Straw Bale Building Goes Mainstream
Building houses out of straw is as old as, well, as old as the medieval nursery story about the Three Little Pigs, and their houses; one of Bricks, one of Straw and something… it’s been a while.
Straw building has a long long history. It is a great natural insulator. But it’s not so easy for the average builder to access straw, these days.
You’ll not find straw insulation at your local hardware store.
Here’s a great solution for that. The US company Strawjet has designed machinery like the machine that makes Christmas trees easy to transport from the Christmas tree lot. Now we can simply wrap up our own straw bales so they can be handled as easily as sheets of plywood and sheet rock.
Any kind of waste grain stalks such as wheat and rice straw work well. You can also use tobacco stalks, hemp, sunflower, and Jerusalem artichoke, bamboo, palm fronds, river reeds, and wild grasses.
You can use anything for the binding cable; photo-degradable nylon or natural strings such as hemp, jute, or cotton. You can use the bales single file within prefab metal as here, or you can use it traditional style in larger packs.
The three major benefits of the system:
1. By reusing waste you avoid the carbon emissions of burning it.
2. This replaces materials that take more energy to manufacture.
3. No glues and resins need to be added. The material is environmentally pure.
4. The resulting building saves energy long-term because straw is a great insulator.
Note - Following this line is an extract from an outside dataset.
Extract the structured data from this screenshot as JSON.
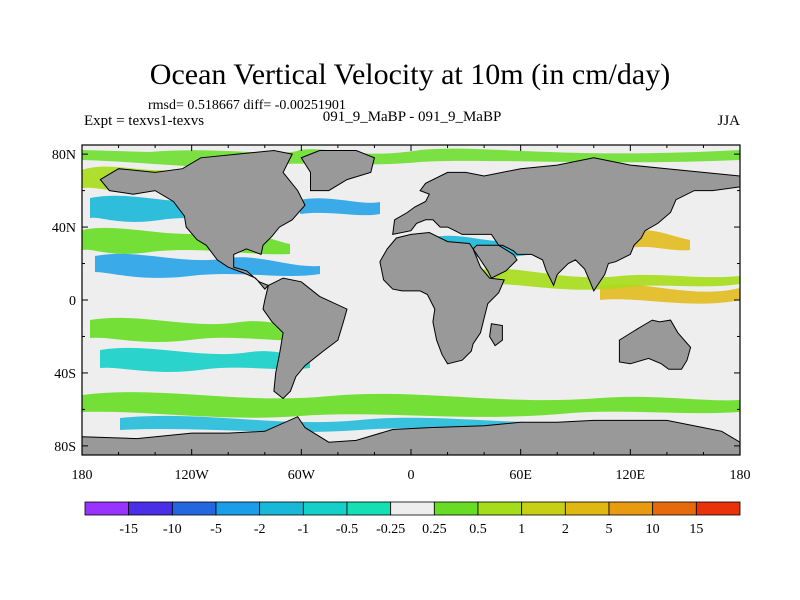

It’s a flexible system. The machine can turn out the straw bales in different formations, to simply fill in single-file between lightweight metal studs for climates that don’t need that much insulation or in various thicker multiple packed bundles. Curved walls are also possible, according to the company.
Oh, and the three pigs story? I think of it as an ancient “best practices†warning about fire safety; a kind of primeval building code enshrined in fable.
Straw bale construction should be used as insulation under adobe, as in the American Southwest. Then straw compares favorably with wood for fire safety.